Fig 2. Temperature impacts meal size in a 2-choice assay and egg retention.

A) Two-choice assay to measure preference for “no protein” sugar meal (10% sucrose; bottom) versus “protein rich” meal (10% sucrose + 10% BSA; top) using fluorescent dyes to distinguish between meals. Dot size represents total meal size in μL of an individual female and preference index was calculated as (% “BSA+Sucrose” meal—% “Sucrose only” meal). n = 6 experimental replicates, 4–14 females per replicate.
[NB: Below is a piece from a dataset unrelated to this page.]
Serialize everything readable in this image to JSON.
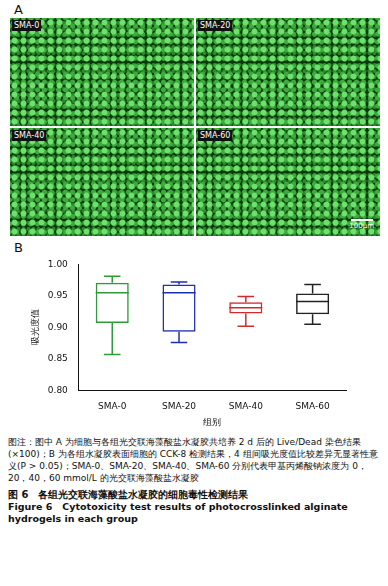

Each experimental replicate is from an independently-reared cohort with matched groups for each condition. B-D) Meal size for B) combined “sucrose” and “BSA + sucrose” meals; C) “BSA + sucrose” meal only; D) “sucrose” meal only. Data is shown as median with range (n = 6 experimental replicates, 4–14 females per replicate; Kruskal-Wallis with Dunn’s multiple comparisons test; * = p < 0.05, ** = p < 0.01, *** = p < 0.001, **** = p < 0.0001). E) Sugar meal size in a “no choice” assay. Data is shown as median with range (n = 4–5 experimental replicates, 7–16 females per replicate; Kruskal-Wallis with Dunn’s multiple comparisons test, n.s. = p > 0.05. F) Quantification of body weight per female before and after blood feeding in “no choice” assay. Data is shown as median with range (n = 2 experimental replicates, 14–33 measurements per replicate; Kruskal-Wallis with Dunn’s multiple comparisons test; letters indicate statistically distinct groups p < 0.05). G) Number of eggs laid/total eggs produced per female. Data is shown as mean with SEM (n = 2–5 experimental replicates; n = 13–28 females per replicate; one-way ANOVA with Tukey’s multiple comparisons test; *** = p < 0.001). H) Daily oviposition measured for days 1–14 post blood meal (n = 2 experimental replicates; 21–28 females per replicate).